The Part VII portfolio transfer was first announced by Prudential in March 2018 as part of plans to demerge its UK & Europe business.
The High Court judgement supposedly has no impact on the timetable for the demerger, which is still expected to complete in the fourth quarter of 2019.
Furthermore, despite this judgement, the current benefits, terms and conditions, and service for the policyholders covered by the proposed transfer are expected to remain unaffected.
“We are disappointed by the High Court’s decision,” Prudential has said.
“The Independent Expert, who was appointed to report to the High Court, concluded the transfer would have no material adverse effect on the security of benefits or the reasonable benefit expectations of our policyholders.
“PAC and Rothesay Life have been granted leave to appeal the judgment by the High Court.”
The transfer consisted of an annuity book containing roughly 400,000 policyholders, making it the largest transaction of its kind in the UK.

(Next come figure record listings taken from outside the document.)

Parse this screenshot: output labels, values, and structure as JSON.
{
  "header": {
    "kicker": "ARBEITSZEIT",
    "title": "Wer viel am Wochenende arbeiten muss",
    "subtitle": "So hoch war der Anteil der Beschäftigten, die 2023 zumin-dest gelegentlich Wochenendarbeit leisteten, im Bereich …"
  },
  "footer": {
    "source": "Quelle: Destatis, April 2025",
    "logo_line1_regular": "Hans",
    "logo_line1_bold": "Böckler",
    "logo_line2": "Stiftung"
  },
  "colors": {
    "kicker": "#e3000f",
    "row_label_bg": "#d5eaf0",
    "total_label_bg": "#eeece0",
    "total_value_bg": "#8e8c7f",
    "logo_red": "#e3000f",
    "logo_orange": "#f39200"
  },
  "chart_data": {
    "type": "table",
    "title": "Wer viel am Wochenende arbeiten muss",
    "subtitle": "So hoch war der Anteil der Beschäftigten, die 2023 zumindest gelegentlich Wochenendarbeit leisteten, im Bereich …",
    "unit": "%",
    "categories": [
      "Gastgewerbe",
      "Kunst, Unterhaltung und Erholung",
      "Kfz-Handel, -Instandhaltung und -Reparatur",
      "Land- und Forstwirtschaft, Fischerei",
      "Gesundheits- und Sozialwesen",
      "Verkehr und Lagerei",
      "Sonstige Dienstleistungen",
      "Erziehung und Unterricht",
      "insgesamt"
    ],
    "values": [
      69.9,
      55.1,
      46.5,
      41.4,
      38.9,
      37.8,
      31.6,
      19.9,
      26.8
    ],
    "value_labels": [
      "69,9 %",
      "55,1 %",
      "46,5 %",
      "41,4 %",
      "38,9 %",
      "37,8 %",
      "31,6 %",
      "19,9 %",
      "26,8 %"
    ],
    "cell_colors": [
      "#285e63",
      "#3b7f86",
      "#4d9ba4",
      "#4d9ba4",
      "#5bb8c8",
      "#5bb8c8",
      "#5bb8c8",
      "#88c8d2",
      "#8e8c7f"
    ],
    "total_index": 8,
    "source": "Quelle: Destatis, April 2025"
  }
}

While the bulk annuity transfer has been blocked, the reinsurance purchased by Prudential from Rothesay for the £12 billion chunk still stands.
The reinsurance arrangement remains in place and the High Court’s judgement is expected to have no effect on the current capital position of Prudential.
“The reinsurance transaction agreements contain provisions to address this outcome and whilst it is not the preferred or optimal outcome for either party, it will not have a material impact on Rothesay Life as a whole,” explained Rothesay Life in a statement.
“Rothesay Life and Prudential are committed to a long-term relationship irrespective of the outcome of the proposed insurance business transfer.”
Dominic Simpson, VP- Senior Credit Officer at Moody’s Investors Service, has since commented that this ruling is a set-back for the UK life insurance sector.
“This development brings some uncertainty around future sizable closed book deals between insurers and could reduce somewhat the number of transactions going forward,” He added.